Watch This offers movie recommendations inspired by new releases, premieres, current events, or occasionally just our own inscrutable whims. Because it’s Horror Week at The A.V. Club, we’re highlighting movies featuring major stars of the genre.
Béla Lugosi secured his horror-icon reputation with Dracula, changing the shape of the world’s nightmares on film and stage throughout the early 20th century. But it was The Black Cat, the first of his pairings with frenemy Boris Karloff, that really proved his range. This is the film in which Lugosi utters the immortal words “Supernatural, perhaps. Baloney, perhaps not”—a line later sampled in everything from The Monkees’ Head to Sinbad’s Brain Damaged to Deee-Lite’s “E.S.P.” What the movie really offers, though, is centuries of European history playing out as the subtext of a battle between two Universal monsters in the aftermath of their most famous roles.

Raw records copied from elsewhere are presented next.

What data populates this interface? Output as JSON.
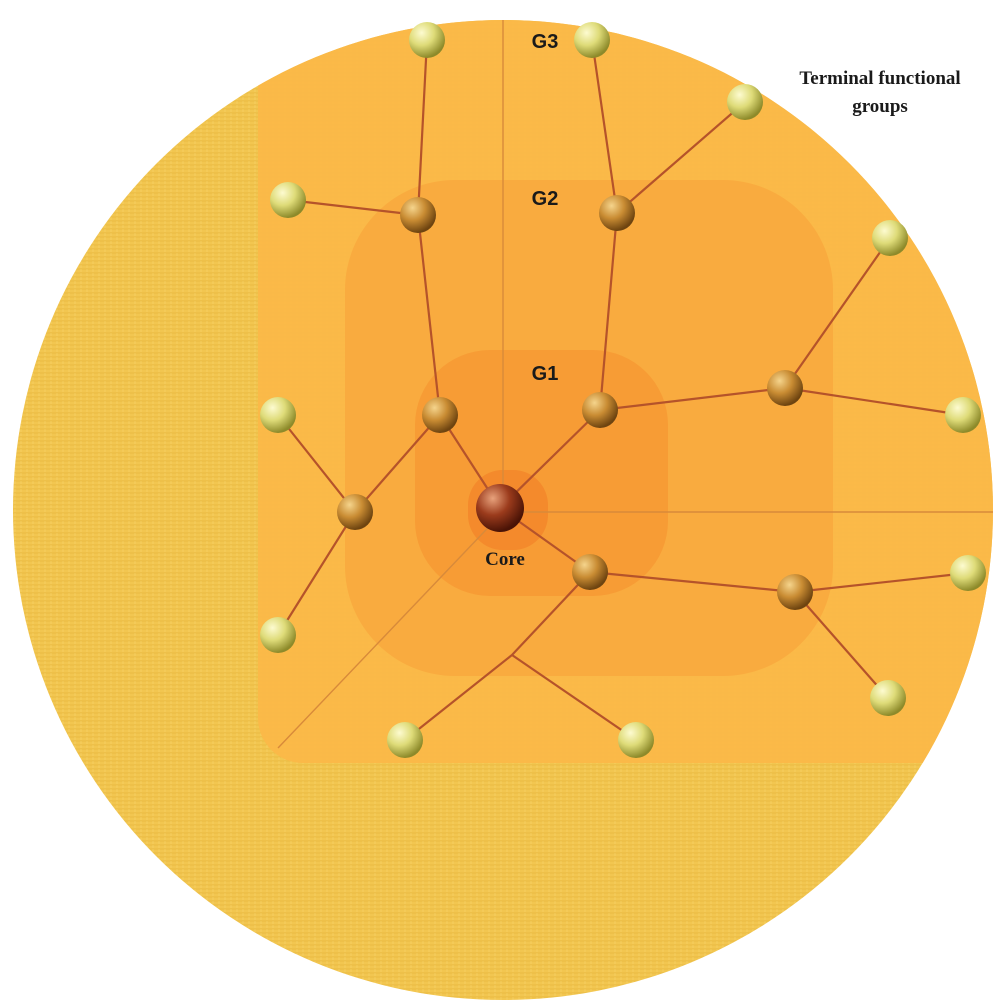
{
  "labels": {
    "g1": "G1",
    "g2": "G2",
    "g3": "G3",
    "core": "Core",
    "terminal": [
      "Terminal functional",
      "groups"
    ]
  }
}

Very loosely inspired by the Edgar Allan Poe short story of the same name, The Black Cat casts Lugosi as Dr. Vitus Werdegast, one of Hungary’s great psychotherapists. That he kills a cat (off screen) should make the man unredeemable. But modern audiences, familiar with the concepts of post-traumatic stress, can perhaps overcome that kneejerk reaction. After all, Werdegast is back to a semblance of normal life after 15 years in a Siberian labor camp. He ended up there, as did thousands of other soldiers, because of the betrayal of Hjalmar Poelzig (Karloff), an Austrian architect who spent the intervening years getting into devil worship and low-level mad science. He also married Werdegast’s wife and daughter. So there’s a lot going on between these two well-dressed gentlemen—the grounded and earthy psychiatrist, rolling up his sleeves to save a life or improve a situation, and the glorious aesthete in Satanic finery that matches his widow’s peak, bristling with what comedian James Adomian calls “murdering slippers” energy.
The vast spaces of Poelzig’s castle, subdivided by spiral staircases, circular cells, opulent bedchambers, and the ticking munitions dump below its foundation, are in obedience to the Art Deco sensibilities of its master. Karloff has the showier role, playing a villain who claims women on sight with no regard for the social contract, dabbling in fetishes that there aren’t even names for. (Sexidermy? Generational subterfuge?) But this allows Lugosi to unmake prejudices in the audience and subtly educate about the state of post-WWI Europe. For this film to work, one has to believe that graciousness and concern can thrive even in the weirdest, most physically imposing of gentlemen. And the Lugosi versus Karloff interplay facilitates that, deliciously. An equalizing force born out of PTSD, Werdegast is too damaged—too other—to be the film’s hero. But there’s something endearing about him anyhow, as he instinctively battles every decadent impulse that Poelzig radiates.
A glamorous trip on the Orient Express. A black mass. A flaying. Programmer auteur Edgar G. Ulmer packs more into The Black Cat’s 65 minutes than most prestige shows do in an entire season, allowing the tone of pulp novelist George Carol Sims’ script (written under his Peter Ruric pseudonym) to jerk the audience around as though it were caught in some giant penny dreadful pinball machine. As for the enduring rivalry between the two stars, immortalized in Tim Burton’s Ed Wood biopic, a winner can be declared. It is not a Karloff imitation, after all, that lets Prince get the upper hand in a confrontation with his landlord in Under The Cherry Moon. Nor does Karloff get name-checked in the Bauhaus-composed goth national anthem. If one can even quantify cultural awareness, the modern world gives at least two fucks for Béla Lugosi.